29. Before parting with this case, we think it necessary to say the following:

12. In similar circumstance, the Supreme Court in the case of Rishikesh Sharma Vs. Saroj Sharma, observed as under:

4. We have heard Mr. A.K. Chitale, learned Senior Counsel and Mr. S.S. Dahiya, learned Counsel for the respondent and perused the judgment

passed by both the trial court and also of the High Court. It is not in dispute that the respondent is living separately from the year 1981. Though the

finding has been rendered by the High Court that the wife last resided with her husband up to 25.3.1989, the said finding according to the learned

Counsel for the appellant is not correct. In view of the several litigations between the parties it is not possible for her to prosecute criminal case

against the husband and at the same time continue to reside with her husband. In the instant case the marriage is irretrievably broken down with no

possibility of the parties living together again. Both the parties have crossed 49 years and living separately and working independently since 1981.

There being a history of litigation with the respondent wife repeatedly filing criminal cases against the appellant which could not be substantiated as

found by the court. This apart, only child born in the wedlock in 1975 has already been given in marriage. Under such circumstances the High

Court was not justified in refusing to exercise its jurisdiction in favour of the appellant. This apart, the wife also has made certain allegations against

her husband that the husband has already remarried and is living with another lady as stated by her in the written statement. The High Court also

has not considered the allegations made by the respondent which have been repeatedly made and repeatedly found baseless by the courts.

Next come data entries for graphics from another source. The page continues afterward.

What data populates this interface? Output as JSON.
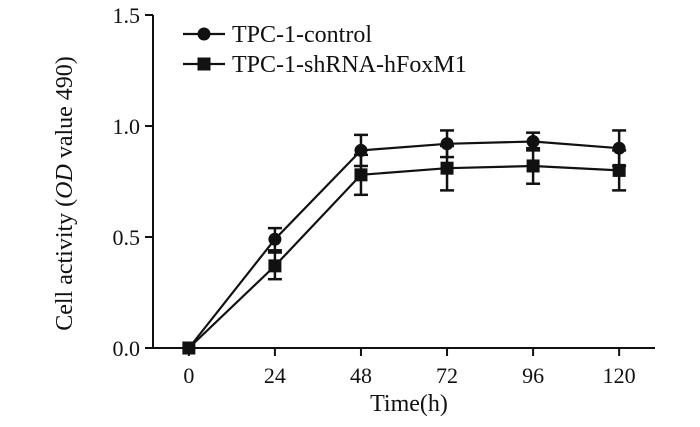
{
  "chart_data": {
    "type": "line",
    "title": "",
    "xlabel": "Time(h)",
    "ylabel": {
      "prefix": "Cell activity (",
      "italic": "OD",
      "suffix": " value 490)"
    },
    "x": [
      0,
      24,
      48,
      72,
      96,
      120
    ],
    "x_tick_labels": [
      "0",
      "24",
      "48",
      "72",
      "96",
      "120"
    ],
    "y_ticks": [
      0.0,
      0.5,
      1.0,
      1.5
    ],
    "y_tick_labels": [
      "0.0",
      "0.5",
      "1.0",
      "1.5"
    ],
    "xlim": [
      -10,
      130
    ],
    "ylim": [
      0,
      1.5
    ],
    "grid": false,
    "legend_position": "top-left",
    "series": [
      {
        "name": "TPC-1-control",
        "marker": "circle",
        "color": "#111111",
        "values": [
          0.0,
          0.49,
          0.89,
          0.92,
          0.93,
          0.9
        ],
        "errors": [
          0.0,
          0.05,
          0.07,
          0.06,
          0.04,
          0.08
        ]
      },
      {
        "name": "TPC-1-shRNA-hFoxM1",
        "marker": "square",
        "color": "#111111",
        "values": [
          0.0,
          0.37,
          0.78,
          0.81,
          0.82,
          0.8
        ],
        "errors": [
          0.0,
          0.06,
          0.09,
          0.1,
          0.08,
          0.09
        ]
      }
    ]
  }
}
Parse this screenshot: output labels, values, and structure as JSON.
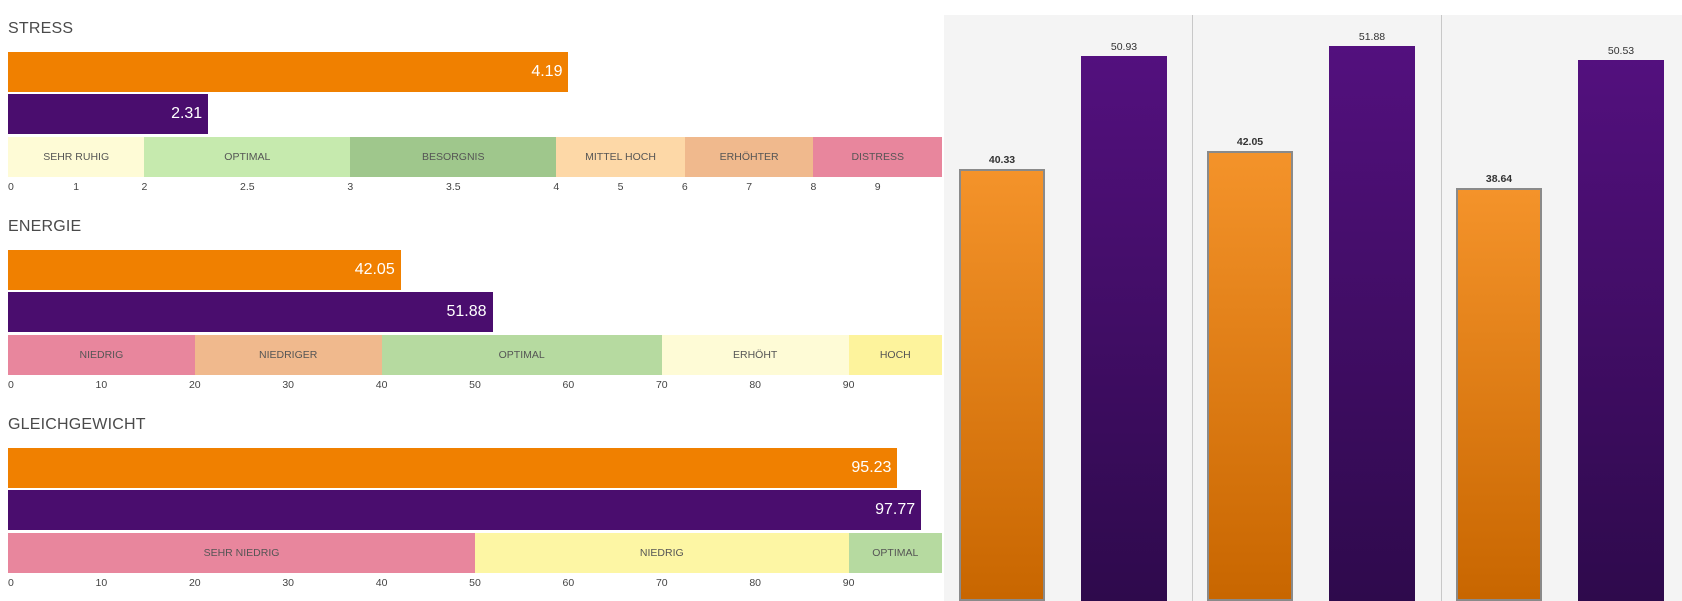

5. In our opinion it will not be possible for the parties to live together and therefore there is no purpose in compelling both the parties to live

together. Therefore, the best course in our opinion is to dissolve the marriage by passing a decree of divorce so that the parties who are litigating

since 1981 and have lost valuable part of the life can live peacefully for remaining part of their life.

6. During the last hearing both the husband and wife were present in the Court. The husband was ready and willing to pay a lump sum amount by

way of permanent alimony to the wife. The wife was not willing to accept the lump sum amount but however expressed her willingness to live with

her husband. We are of the opinion that her desire to live with her husband at this stage and at this distance of time is not genuine. Therefore, we

are not accepting this suggestion made by the wife and reject the same.

13. Considering the facts and circumstances of the instant case and the law laid down by the Supreme Court, we are of the view that since

marriage between the parties has broken down irretrievably and the parties have been living separately since 1986 and also having regard to the

fact that appellant has remarried in 1988, it is fit and proper to dissolve the marriage but at the same time some conditions must be imposed upon

the appellant.

14. For the reasons aforesaid, this appeal is allowed and the impugned judgment passed by the learned Single Judge is set aside. Consequently,

marriage between the appellant and the respondent is dissolved. However, appellant shall comply the following directions:

(1) Appellant shall pay a sum of Rs. 5 lacs towards permanent alimony to the respondent within four weeks from today.

(2) Appellant shall also meet all the educational expenses for the children and shall also make provisions for payment of Rs. 3 lacs towards

marriage expenses of his daughter as and when marriage is solemnized.

15. In the facts of the case, there shall be no order as to costs.